By Akash Ladha, Managing Partner of ALCPA – A leading Audit & Advisory Firm in Kigali and Vibe Real Estate’s partner for accounting and investment consulting.
Three Property Taxes You Need to Know
There are mainly 3 taxes on Immovable Property – Immovable Property Tax (IPT), Rental Income Tax (RIT) and Value Added Tax (VAT). All the taxes are assessed and paid by the owner. If the owner is not based in Rwanda a proxy may be appointed in Rwanda for tax purposes. Taxes must be declared and paid every year (IPT – before 31 December of that year; RIT – before 31 Jan of following year).
Immovable Property Tax (IPT)
Immovable Property tax (IPT) is assessed separately for land and the building thereon every year. The tax rate for land is prescribed by respective district councils, basis location of land and its use, and is up to Frw 300 per square meter. This tax rate is multiplied to the whole surface area of land plot to calculate IPT on land.
The tax rate for buildings varies from 0.1% to 1% depending on type of building. The tax rate is multiplied by the market value of building to calculate IPT on building. The market value of a building needs to be assessed by a certified valuer every 5 years.
Rental Income Tax (RIT)
Rental Income Tax (RIT) is the tax on rental income for leased properties. Any individual earning only rental income with no income from any other business in Rwanda must register for RIT and submit rental contracts within 15 days to RRA.
RIT is calculated by applying RIT rate to taxable rental income. RIT is not charged on gross rental income. Taxable rental income is calculated after deducting certain allowed expenses from gross rental income. Firstly, a flat 50% of gross rental income earned during the year is allowed as deduction. This is assumed to be maintenance and repair expenses for which no supporting documents are required. Secondly, Interest on a bank taken for purchase and construction of the asset is also allowed as a deduction. RIT is a progressive tax wherein there are different RIT rate brackets (ranging from 0% to 30%) depending on taxable rental income.

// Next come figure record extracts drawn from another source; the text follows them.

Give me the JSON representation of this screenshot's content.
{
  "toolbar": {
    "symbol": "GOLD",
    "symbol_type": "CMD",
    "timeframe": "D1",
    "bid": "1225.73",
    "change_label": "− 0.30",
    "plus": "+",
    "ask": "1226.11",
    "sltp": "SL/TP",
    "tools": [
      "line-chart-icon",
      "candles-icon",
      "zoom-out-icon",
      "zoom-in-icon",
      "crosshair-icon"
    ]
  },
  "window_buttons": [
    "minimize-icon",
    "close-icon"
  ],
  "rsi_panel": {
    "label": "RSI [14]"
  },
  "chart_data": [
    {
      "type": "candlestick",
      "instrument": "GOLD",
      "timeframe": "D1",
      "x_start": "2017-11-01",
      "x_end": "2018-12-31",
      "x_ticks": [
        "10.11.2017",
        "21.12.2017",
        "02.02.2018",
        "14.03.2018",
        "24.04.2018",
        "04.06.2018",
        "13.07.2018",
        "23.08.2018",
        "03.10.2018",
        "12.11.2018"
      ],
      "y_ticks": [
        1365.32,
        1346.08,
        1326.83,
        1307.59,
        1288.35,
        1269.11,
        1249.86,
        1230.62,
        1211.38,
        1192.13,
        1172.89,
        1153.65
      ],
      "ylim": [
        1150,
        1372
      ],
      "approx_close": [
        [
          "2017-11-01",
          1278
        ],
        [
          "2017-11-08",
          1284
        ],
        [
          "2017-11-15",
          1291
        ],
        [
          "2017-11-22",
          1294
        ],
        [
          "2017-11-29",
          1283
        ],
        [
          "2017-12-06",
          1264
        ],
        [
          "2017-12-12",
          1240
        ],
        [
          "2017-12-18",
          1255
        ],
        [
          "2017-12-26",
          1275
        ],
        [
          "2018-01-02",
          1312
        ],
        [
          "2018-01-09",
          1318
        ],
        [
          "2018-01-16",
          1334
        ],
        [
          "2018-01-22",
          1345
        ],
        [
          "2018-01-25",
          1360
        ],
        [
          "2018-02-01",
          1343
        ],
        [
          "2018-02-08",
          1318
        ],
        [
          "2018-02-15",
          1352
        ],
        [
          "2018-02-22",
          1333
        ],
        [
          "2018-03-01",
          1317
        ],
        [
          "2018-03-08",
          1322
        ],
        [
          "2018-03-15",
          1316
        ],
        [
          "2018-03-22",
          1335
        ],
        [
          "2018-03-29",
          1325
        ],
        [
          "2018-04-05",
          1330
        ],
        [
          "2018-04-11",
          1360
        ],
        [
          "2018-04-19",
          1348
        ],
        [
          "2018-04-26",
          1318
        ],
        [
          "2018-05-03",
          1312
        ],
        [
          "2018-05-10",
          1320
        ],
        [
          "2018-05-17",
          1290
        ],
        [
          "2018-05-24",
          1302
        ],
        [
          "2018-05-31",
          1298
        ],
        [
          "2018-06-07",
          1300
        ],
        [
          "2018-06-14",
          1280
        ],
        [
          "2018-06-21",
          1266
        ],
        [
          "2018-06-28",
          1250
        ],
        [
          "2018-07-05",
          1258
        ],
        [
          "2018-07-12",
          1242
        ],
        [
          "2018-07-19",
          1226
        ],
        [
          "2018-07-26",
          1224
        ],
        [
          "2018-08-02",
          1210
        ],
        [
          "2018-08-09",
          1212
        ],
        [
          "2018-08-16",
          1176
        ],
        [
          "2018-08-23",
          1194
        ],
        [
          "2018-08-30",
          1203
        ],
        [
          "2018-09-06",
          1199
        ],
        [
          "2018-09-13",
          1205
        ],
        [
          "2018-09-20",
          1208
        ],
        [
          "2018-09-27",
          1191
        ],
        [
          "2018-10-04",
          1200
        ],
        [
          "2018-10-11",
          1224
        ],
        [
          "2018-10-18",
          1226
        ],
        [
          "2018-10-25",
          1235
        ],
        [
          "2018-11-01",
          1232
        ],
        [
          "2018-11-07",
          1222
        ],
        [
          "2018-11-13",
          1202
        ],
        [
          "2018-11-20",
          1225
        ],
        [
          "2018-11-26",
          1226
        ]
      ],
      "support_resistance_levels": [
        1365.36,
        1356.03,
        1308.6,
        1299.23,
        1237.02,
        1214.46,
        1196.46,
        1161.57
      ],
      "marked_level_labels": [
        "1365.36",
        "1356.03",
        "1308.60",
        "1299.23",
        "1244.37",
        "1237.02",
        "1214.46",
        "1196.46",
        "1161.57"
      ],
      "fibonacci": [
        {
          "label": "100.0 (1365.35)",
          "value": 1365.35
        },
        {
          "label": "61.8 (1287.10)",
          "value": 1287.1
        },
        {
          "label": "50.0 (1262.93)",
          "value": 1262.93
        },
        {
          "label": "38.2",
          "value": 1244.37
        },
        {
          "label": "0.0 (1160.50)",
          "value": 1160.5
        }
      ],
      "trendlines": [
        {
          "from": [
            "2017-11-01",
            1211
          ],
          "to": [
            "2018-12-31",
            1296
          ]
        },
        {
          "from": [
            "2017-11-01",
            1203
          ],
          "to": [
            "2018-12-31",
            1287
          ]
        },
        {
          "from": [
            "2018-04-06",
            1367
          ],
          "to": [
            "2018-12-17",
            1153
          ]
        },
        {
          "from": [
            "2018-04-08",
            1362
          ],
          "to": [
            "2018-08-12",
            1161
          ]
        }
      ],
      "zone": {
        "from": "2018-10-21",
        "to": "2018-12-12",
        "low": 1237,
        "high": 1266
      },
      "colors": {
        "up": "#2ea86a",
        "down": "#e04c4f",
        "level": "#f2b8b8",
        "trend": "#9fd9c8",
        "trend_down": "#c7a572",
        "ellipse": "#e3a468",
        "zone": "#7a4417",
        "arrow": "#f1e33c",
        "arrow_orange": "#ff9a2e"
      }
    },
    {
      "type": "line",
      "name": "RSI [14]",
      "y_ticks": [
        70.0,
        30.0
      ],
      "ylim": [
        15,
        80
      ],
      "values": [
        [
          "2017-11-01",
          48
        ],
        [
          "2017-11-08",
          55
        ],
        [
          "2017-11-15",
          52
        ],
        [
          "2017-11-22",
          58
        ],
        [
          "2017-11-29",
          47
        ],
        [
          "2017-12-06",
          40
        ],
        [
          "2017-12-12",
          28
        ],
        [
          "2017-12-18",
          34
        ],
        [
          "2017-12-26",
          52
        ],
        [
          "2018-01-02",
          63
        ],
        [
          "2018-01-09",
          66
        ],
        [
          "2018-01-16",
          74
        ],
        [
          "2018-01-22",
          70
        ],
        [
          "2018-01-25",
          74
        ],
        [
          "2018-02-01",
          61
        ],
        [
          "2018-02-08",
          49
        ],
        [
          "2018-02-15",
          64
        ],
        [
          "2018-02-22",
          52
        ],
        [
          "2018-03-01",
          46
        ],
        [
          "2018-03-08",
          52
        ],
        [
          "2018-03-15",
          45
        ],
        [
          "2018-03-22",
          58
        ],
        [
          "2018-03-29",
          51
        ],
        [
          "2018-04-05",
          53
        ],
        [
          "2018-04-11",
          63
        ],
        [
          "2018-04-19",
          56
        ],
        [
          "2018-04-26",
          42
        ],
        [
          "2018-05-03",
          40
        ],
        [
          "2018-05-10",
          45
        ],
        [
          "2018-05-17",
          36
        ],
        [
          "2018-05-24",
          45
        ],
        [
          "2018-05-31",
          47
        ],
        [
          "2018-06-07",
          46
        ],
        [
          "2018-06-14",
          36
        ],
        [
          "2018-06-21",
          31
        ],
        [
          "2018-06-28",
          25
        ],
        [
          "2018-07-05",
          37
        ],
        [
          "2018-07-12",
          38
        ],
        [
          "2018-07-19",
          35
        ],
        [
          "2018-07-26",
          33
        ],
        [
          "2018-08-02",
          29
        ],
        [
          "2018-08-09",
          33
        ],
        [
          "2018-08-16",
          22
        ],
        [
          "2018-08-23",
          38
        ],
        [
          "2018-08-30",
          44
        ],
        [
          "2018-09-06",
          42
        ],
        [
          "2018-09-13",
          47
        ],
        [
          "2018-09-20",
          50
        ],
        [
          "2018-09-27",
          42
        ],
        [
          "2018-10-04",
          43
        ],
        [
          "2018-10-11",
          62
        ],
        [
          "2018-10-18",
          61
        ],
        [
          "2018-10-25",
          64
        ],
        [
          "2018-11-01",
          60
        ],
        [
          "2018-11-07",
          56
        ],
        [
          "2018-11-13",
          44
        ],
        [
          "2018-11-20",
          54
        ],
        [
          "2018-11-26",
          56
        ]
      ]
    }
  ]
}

If the person is registered under Corporate Income Tax (CIT), the rental income can be consolidated with other business income under CIT. In such case, no RIT would be applicable. A flat CIT tax rate of 30% is levied on total business profit (including the rental profit). Business profit is calculated after allowing for deductible business expenses. These expenses should be incurred for the direct purpose of the business and substantiated with proper purchase receipts. A depreciation allowance at 5% of the cost of the building is also allowed as a deductible expense. No depreciation allowance can be claimed on the cost of land. Interest expenses for the direct purpose of the business are also an allowable deduction to compute business profit.
Value Added Tax (VAT)
Finally, Value Added Tax (VAT) at 18% is levied on rental income earned on properties leased for commercial purposes. VAT rate of 18% is applied on rental amount exclusive of VAT. VAT is a tax burden on the lessee, hence lessee pays to lessor amount inclusive of VAT. The lessor is required to collect VAT and pay it to the tax authorities. The lease contract should clearly state rental amount exclusive of VAT and rental amount inclusive of VAT.